Satellite-radio firm SiriusXM has been coming under fire for lobbying against the US Music Modernization Act (MMA). Now its CEO Jim Meyer has written a guest column for Billboard defending the company over its position.

“Our position on the CLASSICS Act (now part of the MMA) has been clear since its introduction – it’s bad public policy to make a royalty obligation distinction between terrestrial radio and satellite radio,” wrote Meyer.

“Radio is radio. If SiriusXM and other ‘audio services’ pay pre-’72 royalties, then terrestrial radio should be required to do the same.

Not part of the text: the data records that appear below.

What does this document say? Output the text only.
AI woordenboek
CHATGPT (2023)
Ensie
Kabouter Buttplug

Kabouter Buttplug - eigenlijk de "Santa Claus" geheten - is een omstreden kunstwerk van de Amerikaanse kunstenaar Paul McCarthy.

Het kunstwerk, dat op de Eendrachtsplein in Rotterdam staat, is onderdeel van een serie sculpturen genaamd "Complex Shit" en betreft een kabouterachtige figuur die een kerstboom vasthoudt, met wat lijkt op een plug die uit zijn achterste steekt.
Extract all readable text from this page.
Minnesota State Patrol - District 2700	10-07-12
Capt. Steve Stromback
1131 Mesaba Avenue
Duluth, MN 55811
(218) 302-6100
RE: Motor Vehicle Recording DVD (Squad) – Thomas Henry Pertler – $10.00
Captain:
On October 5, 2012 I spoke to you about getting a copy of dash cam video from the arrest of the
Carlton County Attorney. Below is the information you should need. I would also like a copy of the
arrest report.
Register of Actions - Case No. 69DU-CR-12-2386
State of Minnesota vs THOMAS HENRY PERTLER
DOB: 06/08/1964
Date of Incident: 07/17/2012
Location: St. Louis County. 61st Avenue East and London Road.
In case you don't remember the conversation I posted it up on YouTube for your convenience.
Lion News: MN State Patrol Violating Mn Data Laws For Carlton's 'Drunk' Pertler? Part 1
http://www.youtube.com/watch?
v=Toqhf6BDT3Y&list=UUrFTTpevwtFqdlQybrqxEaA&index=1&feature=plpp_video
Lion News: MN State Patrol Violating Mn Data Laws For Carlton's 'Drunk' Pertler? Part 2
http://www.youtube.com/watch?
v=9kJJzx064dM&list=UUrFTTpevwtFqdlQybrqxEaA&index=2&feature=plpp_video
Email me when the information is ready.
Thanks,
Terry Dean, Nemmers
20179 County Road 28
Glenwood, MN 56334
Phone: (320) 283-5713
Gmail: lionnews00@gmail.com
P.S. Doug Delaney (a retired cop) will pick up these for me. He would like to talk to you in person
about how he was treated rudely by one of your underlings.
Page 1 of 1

The same is true for post-’72 royalties.”

Meyer added that in its current form, the MMA does not guarantee SiriusXM’s existing settlements over royalties for pre-1972 recordings.

“As a public company, we cannot responsibly put nearly $250 million at risk,” he wrote. “And despite having paid nearly $250 million to pre-’72 copyright owners, we (and Congress) have heard from artists in recent months that they do not realise their labels have been paid by SiriusXM, so we have proposed language that would assure artists are compensated for existing pre-’72 agreements, not just for those executed after the passage of the MMA.”

As is the way of these things, there will likely be another guest column from an industry body criticising Meyer’s piece within days.